The Doghouse Owners’ Club has had a good run — more than most institutions. It had a 50-year celebration in 2012 where celebrated Grand Prix legend Stirling Moss famously admitted: “For the first time in my life, I can sincerely say that I regret not being in ‘The Doghouse’!”
They spawned books of naughty song lyrics called “Doghouse Girls have lots of Balls” and one called “Racey Recipes”. Professional advertising agencies could learn a trick or two from these heroic amateur ladies that would do just about anything for a Charitable cause.

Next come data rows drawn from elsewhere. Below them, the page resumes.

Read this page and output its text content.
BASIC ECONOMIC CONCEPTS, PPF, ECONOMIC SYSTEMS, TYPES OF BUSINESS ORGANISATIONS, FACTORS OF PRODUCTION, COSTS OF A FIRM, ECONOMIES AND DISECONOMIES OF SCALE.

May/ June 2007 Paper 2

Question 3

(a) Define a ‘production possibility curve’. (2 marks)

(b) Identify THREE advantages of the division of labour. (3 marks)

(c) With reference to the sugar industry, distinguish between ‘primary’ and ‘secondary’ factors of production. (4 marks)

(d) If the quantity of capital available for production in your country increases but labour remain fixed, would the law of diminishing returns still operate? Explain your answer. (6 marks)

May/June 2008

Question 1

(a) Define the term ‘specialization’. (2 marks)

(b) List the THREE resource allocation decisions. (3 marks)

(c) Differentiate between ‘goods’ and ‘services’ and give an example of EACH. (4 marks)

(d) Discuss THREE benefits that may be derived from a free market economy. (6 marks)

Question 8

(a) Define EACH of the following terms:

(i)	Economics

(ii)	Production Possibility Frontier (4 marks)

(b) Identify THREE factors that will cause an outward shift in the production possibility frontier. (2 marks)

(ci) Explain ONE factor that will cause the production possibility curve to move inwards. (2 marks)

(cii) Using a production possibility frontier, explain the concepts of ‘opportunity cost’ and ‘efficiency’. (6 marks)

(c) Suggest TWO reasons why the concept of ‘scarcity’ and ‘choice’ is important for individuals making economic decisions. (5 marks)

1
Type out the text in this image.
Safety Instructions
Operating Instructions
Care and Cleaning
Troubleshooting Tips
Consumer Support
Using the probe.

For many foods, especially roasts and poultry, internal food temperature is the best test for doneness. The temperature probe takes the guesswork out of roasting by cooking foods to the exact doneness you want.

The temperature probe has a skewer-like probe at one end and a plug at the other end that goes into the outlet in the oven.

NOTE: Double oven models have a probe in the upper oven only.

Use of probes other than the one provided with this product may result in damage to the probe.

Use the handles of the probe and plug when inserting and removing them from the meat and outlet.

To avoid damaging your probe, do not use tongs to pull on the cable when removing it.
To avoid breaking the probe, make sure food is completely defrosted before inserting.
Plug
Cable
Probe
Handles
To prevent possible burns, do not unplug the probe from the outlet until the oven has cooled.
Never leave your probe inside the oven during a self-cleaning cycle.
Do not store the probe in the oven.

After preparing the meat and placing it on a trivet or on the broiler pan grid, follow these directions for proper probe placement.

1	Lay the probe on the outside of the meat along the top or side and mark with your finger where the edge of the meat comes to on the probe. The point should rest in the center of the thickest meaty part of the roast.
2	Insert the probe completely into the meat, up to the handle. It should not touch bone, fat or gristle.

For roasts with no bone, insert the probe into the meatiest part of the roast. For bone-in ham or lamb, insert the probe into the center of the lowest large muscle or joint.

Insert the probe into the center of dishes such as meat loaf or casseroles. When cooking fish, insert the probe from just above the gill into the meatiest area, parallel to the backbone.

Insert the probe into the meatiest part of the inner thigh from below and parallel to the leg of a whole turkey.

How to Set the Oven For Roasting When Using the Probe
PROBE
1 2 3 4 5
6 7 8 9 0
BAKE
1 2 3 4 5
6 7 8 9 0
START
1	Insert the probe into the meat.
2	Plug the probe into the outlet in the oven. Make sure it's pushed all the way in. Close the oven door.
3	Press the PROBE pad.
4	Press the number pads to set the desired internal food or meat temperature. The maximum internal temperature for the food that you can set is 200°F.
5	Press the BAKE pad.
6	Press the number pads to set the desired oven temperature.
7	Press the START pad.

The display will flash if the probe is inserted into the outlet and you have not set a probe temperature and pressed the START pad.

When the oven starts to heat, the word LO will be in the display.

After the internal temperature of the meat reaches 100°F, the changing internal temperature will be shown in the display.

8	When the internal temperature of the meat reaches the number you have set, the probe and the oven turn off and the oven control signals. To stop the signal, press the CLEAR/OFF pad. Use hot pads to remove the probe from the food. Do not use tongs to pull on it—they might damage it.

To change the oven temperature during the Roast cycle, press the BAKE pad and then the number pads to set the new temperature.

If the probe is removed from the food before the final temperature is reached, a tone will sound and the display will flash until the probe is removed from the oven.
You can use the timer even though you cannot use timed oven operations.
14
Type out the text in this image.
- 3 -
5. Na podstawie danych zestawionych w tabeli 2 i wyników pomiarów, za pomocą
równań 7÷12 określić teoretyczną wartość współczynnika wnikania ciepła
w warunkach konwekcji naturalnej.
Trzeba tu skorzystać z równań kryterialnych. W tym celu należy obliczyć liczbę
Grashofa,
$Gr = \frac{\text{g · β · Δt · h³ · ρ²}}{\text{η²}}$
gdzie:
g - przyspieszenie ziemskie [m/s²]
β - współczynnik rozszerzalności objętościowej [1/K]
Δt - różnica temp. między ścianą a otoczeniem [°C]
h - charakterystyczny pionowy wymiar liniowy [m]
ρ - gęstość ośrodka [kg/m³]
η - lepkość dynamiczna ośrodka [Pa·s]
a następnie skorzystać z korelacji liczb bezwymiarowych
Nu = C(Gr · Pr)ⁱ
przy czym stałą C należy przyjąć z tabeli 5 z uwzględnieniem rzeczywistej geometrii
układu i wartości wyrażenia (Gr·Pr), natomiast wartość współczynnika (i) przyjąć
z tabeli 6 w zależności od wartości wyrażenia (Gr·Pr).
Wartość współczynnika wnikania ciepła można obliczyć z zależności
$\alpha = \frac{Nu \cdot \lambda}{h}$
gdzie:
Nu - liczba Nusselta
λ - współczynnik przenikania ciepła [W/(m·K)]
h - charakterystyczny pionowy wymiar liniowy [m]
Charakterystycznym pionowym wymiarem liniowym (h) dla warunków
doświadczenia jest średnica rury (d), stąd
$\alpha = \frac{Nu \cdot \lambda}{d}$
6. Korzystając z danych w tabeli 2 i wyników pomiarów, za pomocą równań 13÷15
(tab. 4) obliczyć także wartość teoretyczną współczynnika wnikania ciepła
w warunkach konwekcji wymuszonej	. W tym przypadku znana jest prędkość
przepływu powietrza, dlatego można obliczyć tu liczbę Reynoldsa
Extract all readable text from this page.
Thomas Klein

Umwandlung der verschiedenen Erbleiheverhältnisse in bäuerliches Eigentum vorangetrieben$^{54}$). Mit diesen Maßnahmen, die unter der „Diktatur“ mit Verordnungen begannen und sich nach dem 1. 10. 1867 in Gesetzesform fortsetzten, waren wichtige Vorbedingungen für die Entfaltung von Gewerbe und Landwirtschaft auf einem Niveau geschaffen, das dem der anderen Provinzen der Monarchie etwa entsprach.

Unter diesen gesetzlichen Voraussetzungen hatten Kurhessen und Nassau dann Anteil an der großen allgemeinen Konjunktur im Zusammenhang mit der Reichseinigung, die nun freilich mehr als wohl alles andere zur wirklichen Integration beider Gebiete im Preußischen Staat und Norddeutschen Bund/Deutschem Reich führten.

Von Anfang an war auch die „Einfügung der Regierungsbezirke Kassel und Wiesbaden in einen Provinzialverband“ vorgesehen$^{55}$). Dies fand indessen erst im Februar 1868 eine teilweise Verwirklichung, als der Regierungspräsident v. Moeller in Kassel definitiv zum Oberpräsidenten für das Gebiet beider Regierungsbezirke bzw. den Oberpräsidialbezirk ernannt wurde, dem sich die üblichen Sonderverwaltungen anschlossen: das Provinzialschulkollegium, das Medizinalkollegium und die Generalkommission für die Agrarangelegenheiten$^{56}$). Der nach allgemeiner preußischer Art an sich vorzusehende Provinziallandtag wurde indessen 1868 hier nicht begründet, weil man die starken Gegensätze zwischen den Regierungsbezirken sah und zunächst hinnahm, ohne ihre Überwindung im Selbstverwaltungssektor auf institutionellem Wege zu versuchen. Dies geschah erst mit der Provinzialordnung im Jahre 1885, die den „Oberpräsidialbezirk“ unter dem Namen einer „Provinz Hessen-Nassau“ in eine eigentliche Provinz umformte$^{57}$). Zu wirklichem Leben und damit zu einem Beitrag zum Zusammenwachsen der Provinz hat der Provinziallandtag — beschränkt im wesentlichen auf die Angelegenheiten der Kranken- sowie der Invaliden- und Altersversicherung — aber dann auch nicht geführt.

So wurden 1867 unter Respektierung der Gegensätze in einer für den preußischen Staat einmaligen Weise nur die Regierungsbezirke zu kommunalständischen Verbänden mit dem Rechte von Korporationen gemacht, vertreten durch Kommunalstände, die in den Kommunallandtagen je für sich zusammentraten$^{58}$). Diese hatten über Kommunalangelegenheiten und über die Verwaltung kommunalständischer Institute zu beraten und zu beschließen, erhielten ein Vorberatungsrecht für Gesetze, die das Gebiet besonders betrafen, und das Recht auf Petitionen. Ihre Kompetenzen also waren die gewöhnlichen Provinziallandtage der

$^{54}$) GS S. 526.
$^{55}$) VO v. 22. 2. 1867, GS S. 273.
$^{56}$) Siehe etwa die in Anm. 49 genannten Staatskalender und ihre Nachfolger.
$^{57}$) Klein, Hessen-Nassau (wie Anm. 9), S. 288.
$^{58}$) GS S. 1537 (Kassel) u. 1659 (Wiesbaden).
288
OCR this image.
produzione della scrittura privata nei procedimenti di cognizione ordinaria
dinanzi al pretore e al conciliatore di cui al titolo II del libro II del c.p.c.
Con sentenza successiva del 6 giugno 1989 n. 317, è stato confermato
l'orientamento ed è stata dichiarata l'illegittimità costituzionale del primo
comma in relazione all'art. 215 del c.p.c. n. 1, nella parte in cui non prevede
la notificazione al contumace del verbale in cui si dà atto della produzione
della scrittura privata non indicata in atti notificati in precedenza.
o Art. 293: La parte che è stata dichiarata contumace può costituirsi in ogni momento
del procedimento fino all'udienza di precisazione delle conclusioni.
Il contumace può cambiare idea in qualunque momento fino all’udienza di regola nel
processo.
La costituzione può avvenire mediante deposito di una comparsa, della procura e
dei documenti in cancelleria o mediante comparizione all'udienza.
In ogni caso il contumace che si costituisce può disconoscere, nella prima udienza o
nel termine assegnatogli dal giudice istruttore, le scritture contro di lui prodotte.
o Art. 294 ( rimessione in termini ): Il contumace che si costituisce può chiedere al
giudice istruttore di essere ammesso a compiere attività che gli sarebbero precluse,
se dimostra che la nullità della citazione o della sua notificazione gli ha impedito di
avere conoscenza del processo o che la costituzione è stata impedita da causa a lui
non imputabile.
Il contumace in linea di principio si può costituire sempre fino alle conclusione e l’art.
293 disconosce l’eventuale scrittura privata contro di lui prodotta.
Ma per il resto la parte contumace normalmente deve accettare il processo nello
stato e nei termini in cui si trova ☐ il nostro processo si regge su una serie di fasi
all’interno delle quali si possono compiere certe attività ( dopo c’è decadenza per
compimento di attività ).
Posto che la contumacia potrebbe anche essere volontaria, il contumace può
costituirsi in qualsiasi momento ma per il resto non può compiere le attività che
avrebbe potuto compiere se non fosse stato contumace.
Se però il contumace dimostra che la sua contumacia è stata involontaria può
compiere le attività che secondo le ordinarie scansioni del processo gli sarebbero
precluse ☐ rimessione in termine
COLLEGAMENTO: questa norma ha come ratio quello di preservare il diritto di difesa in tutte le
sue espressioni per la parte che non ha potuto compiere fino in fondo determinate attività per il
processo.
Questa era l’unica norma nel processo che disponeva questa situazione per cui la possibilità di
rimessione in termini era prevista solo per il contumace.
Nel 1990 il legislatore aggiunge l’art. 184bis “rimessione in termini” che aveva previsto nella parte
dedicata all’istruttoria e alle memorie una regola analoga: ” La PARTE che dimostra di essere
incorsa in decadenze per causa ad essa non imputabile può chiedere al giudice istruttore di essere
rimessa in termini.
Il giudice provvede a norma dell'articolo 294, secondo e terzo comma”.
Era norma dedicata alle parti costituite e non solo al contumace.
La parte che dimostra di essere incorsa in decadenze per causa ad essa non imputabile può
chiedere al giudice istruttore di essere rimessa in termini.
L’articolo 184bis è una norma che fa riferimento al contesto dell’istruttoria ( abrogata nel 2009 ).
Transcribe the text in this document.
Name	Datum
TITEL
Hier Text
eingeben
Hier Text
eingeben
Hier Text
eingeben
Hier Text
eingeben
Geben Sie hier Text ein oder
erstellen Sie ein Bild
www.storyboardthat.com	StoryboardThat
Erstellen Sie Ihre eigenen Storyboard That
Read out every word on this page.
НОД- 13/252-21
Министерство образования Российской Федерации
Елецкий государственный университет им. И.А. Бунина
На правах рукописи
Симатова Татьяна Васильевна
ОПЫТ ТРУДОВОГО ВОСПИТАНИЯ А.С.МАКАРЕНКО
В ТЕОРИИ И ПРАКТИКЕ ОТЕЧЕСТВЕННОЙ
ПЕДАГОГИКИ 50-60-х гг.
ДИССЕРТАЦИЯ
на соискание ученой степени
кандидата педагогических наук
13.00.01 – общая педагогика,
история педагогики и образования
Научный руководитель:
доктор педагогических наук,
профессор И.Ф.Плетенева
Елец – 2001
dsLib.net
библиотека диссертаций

The Doghouse was a powerful force for good way back when. It is still doing important work collecting for Charities like Jackie Stewart’s Race Against Dementia. Members liked to get together for a chat at Silverstone or organise a Spring Lunch — for example at Quaglino’s. Maybe there’s still a breath of life in the old dog — this Club which played an important role in motor racing history.
Today women are just as powerful a force making history in Motor Racing — but not just as wives and girlfriends but competing head on with the men. “Fast Ladies”, women racing drivers are taking us into the future.
But if you thought there was fading interest in wives and girlfriends of racing drivers just watch Hollywood and Reality TV who are trying out shows like “Racing Wives”.
Hello Monaco magazine warmly thanks the Women’s Motor Racing Associates Club (www.wmrac.com) for the illustrations.